Knowing how to figure out the plenum space dimension is an essential part of successfully completing the ARE Building Section Vignette. This vignette is fairly straightforward and really only has 1 correct solution. Where candidates typically get into trouble is when it comes to figuring out the minimum plenum space between the ceiling and the floor slab above. If you’re not able to properly size your plenum space, it will usually result in a failed ARE exam score so it’s essential that candidates understand this issue.
What Is The Plenum Space?
The plenum space, as it applies to the building section vignette, refers to the space used for mechanical and structural systems above the ceiling but below the floor above. Enough space must be given in the plenum so that ducts can properly run throughout a building without conflicting with structural members or even other mechanical components.
Since the CDS vignette requires you to draw the most efficient building section possible given the program requirements, the extra space in the plenum must be kept to a minimum. What causes a lot of people to fail this ARE exam is the fact that they draw the plenum dimension at the section cut line. While you should always draw what is being cut through in that specific section, you still must leave proper space to accommodate the worst case scenario on each floor.
To be safe, many candidates often leave too much space for the plenum and this will certainly count against them too. NCARB wants candidates to provide the most efficient solution, meaning that it will count against you if you leave too much space where it’s not needed.
In order to provide the correct plenum dimension on the building section vignette, you must figure out the worst case scenario on each given floor. You will need to take into account both joist depth as well as the depth of the duct. This is commonly referred to on the ARE Forum as the “Joist/Duct Combo”.
Your goal when trying to solve this ARE vignette is to figure out the maximum joist/duct combo for each area and leave enough space to satisfy this dimension. What you’ll want to do is carefully examine the background floor plans and determine what the maximum joist duct combo is by adding the depths of the 2 elements together.
For example, say that you have an area with 24″ deep joists and 12″ deep ducts on the first floor but closer to the mechanical chase you have 18″ deep joists with 24″ deep ducts. Since the second joist/duct combination is larger (42″ is greater than 36″), you will need to provide that much space above your ceiling, regardless of where the section is cut.
The part that confuses many ARE candidates is the fact that you are providing a dimension that is usually not shown where the section is cut. Since your goal is to draw a building section, make sure that you draw the proper size of both the joists and the ducts where the section cut line is. The key to the whole plenum space issue is to leave the appropriate space even if what you’re cutting through is not as big as the plenum.
In addition to the plenum space, you will also need to accommodate the size of the light fixtures. This dimension is given to you in the program so make sure that you add on this additional dimension the maximum joist/duct combo in each situation. Remember, you will probably have to calculate the joist/duct combo 3 times (first floor, second floor, double-height space) depending on the floor plans. Fortunately, you will not be asked to draw the light fixtures in your section but you are responsible for leaving proper space for them.
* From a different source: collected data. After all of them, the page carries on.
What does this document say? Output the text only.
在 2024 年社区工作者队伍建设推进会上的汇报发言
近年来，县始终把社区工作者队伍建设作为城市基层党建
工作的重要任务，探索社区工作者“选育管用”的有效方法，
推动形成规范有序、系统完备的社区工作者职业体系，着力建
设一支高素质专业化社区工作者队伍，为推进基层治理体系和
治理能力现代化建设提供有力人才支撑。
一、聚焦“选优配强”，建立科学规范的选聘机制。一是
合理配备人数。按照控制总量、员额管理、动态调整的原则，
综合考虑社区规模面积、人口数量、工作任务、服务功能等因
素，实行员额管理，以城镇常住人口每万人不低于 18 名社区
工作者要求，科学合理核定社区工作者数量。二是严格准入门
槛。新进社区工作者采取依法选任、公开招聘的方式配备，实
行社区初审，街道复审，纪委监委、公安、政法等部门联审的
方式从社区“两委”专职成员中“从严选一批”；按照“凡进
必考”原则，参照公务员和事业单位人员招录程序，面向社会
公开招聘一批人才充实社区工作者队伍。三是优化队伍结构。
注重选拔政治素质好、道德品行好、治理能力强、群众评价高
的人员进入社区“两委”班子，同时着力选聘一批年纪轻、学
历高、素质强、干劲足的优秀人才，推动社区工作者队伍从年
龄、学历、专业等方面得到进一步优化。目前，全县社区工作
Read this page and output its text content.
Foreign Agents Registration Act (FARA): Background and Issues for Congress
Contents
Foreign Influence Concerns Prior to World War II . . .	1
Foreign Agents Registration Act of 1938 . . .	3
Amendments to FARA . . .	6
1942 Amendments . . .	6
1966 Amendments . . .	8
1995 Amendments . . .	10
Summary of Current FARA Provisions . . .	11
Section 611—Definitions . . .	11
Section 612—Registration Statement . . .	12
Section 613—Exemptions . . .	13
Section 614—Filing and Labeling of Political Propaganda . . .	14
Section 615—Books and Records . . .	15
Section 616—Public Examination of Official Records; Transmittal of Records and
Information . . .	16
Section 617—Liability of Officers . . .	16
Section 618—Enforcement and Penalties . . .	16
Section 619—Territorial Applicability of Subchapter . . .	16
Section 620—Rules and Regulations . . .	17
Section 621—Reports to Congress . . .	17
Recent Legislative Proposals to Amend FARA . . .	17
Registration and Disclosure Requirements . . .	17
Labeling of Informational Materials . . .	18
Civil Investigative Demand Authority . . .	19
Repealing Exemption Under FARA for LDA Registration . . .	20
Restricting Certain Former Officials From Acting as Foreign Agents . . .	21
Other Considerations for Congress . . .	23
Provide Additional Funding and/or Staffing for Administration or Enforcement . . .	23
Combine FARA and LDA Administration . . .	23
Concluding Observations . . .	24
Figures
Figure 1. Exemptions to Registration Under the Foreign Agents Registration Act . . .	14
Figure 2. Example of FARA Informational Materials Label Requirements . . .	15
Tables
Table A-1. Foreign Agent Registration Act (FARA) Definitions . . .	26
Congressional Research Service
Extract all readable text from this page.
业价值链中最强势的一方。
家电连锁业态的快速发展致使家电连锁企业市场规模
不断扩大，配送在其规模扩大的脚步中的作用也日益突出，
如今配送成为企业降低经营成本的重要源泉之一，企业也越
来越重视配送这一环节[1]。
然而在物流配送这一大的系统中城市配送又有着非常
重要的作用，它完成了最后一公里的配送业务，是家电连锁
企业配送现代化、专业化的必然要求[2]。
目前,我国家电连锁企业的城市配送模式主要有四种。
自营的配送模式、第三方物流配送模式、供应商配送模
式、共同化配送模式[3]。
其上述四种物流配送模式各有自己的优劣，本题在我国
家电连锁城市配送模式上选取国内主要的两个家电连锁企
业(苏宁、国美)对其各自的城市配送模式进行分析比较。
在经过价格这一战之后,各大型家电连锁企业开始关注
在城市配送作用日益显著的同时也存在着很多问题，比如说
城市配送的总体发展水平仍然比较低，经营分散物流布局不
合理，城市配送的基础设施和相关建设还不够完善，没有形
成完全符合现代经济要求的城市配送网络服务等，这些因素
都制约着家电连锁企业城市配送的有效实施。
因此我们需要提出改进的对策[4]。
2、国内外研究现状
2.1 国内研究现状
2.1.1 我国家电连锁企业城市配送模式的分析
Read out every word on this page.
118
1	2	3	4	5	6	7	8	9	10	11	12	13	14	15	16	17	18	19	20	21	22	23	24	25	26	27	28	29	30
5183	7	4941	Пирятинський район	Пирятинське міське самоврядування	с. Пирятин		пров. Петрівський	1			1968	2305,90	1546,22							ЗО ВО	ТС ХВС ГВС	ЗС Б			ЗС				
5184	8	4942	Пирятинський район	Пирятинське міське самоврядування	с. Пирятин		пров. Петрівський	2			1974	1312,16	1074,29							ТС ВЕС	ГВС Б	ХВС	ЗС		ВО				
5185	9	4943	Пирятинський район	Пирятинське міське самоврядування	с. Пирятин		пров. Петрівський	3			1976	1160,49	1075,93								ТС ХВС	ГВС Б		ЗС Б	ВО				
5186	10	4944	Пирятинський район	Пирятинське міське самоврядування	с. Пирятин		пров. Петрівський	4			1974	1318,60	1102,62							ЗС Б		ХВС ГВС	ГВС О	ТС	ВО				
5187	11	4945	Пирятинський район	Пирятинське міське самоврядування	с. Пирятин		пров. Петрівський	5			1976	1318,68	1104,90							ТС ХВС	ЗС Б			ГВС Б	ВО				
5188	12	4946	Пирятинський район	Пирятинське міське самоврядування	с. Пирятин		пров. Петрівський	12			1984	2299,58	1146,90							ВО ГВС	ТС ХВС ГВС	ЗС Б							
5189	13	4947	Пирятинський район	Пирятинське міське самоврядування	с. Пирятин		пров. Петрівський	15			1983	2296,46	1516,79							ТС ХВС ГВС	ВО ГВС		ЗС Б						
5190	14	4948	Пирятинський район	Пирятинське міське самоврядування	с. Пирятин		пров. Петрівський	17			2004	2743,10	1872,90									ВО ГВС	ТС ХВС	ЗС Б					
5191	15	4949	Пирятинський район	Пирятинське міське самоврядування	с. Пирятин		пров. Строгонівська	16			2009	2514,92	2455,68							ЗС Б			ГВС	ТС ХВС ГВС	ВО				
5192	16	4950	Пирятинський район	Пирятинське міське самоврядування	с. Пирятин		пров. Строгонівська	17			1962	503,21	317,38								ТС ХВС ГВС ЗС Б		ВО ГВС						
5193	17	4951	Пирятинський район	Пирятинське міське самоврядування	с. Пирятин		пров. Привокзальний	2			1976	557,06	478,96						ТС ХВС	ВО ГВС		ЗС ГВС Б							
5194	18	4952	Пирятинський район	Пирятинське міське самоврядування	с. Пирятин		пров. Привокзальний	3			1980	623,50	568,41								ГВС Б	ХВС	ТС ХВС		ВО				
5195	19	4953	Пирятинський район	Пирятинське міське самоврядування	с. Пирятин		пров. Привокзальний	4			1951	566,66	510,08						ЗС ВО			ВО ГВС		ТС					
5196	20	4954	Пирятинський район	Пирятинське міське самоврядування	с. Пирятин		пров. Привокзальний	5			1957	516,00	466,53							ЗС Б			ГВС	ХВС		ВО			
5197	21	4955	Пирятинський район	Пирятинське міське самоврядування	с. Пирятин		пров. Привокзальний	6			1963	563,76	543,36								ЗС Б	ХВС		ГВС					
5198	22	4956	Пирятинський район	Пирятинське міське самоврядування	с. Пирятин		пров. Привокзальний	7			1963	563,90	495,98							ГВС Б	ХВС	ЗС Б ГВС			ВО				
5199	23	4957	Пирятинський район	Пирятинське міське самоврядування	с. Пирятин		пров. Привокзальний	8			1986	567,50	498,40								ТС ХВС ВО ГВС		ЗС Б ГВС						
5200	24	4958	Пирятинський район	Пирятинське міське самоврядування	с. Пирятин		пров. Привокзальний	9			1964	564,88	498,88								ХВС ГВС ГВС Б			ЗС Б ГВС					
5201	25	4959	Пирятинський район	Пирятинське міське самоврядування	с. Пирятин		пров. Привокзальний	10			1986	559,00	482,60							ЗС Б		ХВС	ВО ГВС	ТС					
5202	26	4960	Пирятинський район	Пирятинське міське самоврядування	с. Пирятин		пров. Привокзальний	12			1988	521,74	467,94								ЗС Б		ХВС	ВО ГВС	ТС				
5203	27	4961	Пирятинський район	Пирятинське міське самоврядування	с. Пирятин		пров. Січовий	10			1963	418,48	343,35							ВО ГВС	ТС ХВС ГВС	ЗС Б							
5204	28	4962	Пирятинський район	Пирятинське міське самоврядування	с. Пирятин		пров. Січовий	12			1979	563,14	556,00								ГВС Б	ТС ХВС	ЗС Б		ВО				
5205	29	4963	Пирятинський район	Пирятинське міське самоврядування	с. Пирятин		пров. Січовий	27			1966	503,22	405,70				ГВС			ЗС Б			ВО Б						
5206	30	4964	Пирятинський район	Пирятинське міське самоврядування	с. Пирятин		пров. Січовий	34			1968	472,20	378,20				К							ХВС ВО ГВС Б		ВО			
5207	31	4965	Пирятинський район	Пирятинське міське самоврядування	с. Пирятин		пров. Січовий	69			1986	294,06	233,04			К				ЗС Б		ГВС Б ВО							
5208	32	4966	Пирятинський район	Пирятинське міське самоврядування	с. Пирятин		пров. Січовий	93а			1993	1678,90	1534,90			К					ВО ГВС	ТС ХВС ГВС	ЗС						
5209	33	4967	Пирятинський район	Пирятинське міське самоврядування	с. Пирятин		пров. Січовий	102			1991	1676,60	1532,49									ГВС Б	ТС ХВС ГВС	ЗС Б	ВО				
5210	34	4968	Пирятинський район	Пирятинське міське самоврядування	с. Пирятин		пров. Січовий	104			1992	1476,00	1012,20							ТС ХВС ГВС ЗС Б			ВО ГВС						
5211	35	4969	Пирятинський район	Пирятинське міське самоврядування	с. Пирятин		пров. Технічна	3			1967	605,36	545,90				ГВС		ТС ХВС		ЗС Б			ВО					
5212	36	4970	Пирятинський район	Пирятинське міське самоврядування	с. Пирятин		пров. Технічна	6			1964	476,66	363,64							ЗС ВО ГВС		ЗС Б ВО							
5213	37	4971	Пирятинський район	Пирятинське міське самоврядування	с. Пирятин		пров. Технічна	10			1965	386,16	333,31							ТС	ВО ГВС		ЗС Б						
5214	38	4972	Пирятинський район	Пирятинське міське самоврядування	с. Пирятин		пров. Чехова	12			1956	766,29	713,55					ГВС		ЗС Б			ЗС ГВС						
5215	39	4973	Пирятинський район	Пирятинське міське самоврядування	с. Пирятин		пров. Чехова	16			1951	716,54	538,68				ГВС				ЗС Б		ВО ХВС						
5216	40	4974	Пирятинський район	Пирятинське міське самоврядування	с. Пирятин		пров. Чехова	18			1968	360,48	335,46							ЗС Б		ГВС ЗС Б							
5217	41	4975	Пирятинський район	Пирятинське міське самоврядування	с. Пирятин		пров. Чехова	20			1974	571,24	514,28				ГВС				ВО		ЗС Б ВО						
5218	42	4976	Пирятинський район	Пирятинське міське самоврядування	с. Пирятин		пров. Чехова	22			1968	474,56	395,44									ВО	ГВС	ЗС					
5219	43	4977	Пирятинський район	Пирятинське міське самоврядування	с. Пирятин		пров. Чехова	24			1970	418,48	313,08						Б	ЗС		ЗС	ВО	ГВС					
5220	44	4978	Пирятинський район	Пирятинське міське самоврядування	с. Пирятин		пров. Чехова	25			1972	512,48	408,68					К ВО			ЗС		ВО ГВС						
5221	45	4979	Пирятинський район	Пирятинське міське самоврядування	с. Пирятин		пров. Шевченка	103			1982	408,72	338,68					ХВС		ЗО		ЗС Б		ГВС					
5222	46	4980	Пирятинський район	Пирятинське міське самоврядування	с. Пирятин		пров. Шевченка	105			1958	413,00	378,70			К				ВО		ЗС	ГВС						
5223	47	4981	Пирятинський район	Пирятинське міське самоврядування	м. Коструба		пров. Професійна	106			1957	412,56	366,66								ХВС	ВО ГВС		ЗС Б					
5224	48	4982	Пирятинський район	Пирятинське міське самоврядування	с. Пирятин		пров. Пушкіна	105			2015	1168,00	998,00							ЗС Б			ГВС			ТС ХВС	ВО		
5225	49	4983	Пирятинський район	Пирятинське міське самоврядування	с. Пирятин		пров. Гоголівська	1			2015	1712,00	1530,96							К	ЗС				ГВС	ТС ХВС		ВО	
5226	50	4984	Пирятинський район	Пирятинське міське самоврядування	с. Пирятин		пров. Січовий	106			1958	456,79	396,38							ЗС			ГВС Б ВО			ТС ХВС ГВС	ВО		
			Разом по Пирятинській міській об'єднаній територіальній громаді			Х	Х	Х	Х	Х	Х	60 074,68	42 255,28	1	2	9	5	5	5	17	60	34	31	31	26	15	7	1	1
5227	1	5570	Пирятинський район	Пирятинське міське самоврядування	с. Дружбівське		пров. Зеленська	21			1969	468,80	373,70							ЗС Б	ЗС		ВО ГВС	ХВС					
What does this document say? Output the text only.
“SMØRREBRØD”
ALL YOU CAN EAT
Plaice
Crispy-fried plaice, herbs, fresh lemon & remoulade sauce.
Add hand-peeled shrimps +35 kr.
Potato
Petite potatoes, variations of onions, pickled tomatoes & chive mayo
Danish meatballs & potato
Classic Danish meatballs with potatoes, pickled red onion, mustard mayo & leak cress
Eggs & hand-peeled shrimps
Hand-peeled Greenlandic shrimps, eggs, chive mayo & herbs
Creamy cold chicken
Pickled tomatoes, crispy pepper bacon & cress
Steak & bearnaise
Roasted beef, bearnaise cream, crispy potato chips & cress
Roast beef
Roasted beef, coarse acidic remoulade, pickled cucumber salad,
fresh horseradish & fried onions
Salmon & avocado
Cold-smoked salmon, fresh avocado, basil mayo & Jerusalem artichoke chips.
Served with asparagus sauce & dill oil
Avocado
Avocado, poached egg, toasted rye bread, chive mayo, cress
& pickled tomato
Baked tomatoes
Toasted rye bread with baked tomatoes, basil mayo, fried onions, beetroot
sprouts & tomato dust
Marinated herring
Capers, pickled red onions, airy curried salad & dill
The issue of the plenum dimension is highly debated on the ARE Forum because it’s such a critical portion of the ARE construction documents vignette. The plenum refers to the area between the ceiling and the bottom of the floor or roof above. Included in this space needs to be room for lights, ducts, and joists. By figuring out the worst case scenario, you can properly leave the minimum amount of space to satisfy all of the requirements.